After uterosacral ligament suspension, overweight or obese women have similar prolapse recurrence compared with normal-weight women. Anterior prolapse is the most common site of recurrence after uterosacral ligament suspension.
比较阴道子宫骶骨悬韧带悬吊术后正常体重与超重或肥胖女性复发脱垂的情况。
我们对 1996 年 12 月 1 日至 2011 年 6 月 30 日期间我院接受子宫骶骨悬韧带悬吊术的正常体重与超重或肥胖女性的复发脱垂风险进行了回顾性队列研究。排除随访时间少于 6 个月和既往穹隆悬吊术的患者。我们的主要结局是定义为阴道前壁、后壁或顶端脱垂复发,超出处女膜或对接受子宫骶骨悬韧带悬吊术和其他阴道修复术的女性采用手术或子宫托重复治疗脱垂的复合指标。

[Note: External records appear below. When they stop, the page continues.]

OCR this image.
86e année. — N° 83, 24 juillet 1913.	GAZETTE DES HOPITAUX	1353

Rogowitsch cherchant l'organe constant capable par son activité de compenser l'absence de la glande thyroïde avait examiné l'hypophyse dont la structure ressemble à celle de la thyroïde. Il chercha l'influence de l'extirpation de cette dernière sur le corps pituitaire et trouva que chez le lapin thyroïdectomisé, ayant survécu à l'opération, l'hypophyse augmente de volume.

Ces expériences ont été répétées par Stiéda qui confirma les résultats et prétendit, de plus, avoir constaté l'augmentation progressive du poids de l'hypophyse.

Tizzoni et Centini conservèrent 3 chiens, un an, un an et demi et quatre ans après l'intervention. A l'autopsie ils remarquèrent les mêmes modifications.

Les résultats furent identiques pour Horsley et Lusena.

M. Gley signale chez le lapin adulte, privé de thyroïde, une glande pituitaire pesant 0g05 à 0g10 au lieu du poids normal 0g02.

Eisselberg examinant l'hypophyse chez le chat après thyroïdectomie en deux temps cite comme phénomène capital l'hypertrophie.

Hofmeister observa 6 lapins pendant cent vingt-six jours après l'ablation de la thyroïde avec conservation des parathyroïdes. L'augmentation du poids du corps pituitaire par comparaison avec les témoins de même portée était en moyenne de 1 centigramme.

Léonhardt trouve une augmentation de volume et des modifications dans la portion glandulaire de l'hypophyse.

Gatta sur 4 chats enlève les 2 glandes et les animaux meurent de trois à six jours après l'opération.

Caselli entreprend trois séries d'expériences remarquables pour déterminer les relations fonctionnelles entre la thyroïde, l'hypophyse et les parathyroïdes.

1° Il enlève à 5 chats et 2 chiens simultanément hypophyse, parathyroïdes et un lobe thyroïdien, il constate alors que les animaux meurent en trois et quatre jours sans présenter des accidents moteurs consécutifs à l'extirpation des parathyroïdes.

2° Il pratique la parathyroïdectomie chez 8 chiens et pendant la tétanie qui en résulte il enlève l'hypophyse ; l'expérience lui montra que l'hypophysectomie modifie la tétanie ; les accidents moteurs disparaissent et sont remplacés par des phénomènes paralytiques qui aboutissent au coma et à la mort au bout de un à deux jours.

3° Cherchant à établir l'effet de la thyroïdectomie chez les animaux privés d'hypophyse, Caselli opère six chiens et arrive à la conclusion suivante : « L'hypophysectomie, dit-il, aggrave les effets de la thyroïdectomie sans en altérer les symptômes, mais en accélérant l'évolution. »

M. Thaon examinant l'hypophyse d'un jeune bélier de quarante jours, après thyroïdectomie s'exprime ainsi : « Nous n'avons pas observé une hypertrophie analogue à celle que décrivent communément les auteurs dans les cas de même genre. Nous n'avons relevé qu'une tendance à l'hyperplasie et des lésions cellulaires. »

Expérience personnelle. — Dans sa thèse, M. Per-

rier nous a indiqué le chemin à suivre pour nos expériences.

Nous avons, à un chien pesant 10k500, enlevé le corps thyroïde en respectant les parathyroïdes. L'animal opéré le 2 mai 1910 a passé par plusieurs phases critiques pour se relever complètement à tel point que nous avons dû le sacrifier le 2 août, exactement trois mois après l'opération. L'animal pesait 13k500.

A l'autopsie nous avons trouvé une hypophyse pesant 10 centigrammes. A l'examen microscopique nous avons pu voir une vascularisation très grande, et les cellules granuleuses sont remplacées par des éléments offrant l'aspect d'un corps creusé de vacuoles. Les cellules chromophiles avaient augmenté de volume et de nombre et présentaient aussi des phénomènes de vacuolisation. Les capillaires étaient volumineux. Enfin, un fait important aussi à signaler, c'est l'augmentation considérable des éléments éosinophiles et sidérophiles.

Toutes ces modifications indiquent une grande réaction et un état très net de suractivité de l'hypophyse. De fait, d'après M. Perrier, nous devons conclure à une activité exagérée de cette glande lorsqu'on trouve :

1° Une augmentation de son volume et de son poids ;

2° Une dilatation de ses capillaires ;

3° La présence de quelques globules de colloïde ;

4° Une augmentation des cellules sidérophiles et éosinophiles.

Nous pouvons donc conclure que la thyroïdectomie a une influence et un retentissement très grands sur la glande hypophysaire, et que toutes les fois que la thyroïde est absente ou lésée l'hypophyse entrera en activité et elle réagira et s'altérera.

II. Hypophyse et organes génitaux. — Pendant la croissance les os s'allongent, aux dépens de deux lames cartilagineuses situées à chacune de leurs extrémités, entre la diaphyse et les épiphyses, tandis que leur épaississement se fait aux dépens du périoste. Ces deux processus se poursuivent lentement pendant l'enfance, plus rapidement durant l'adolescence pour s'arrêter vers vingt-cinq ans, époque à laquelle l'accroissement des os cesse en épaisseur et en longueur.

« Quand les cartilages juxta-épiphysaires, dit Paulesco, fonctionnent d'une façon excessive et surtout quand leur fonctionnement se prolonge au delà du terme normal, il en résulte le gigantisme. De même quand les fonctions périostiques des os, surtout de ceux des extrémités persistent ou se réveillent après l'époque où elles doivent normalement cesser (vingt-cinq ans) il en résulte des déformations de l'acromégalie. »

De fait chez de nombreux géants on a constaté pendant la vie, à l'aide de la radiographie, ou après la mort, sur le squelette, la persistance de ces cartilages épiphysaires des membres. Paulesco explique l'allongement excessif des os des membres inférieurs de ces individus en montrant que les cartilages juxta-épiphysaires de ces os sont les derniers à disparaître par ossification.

共纳入 219 例患者(81 例[37%]为正常体重,138 例[63%]为超重或肥胖)。正常体重组的中位随访时间为 14 个月(四分位距 8.5-26.5 个月),与超重或肥胖组的 13 个月(四分位距 9.0-29.0 个月)相比,差异无统计学意义(P=.98)。正常体重组复发脱垂的发生率为 22.2%(n=18),超重或肥胖组为 26.1%(n=36),差异无统计学意义(P=.52)。因复发脱垂而行手术的正常体重女性为 16.0%(n=13),超重或肥胖女性为 14.5%(n=20),差异无统计学意义(P=.76)。最常见的复发部位是前盆腔(17.4%[n=38]),其次是顶盆腔(8.7%[n=19])或后盆腔(6.8%[n=15]),两组间无显著差异。
子宫骶骨悬韧带悬吊术后,超重或肥胖女性的脱垂复发率与正常体重女性相似。前盆腔是子宫骶骨悬韧带悬吊术后最常见的复发部位。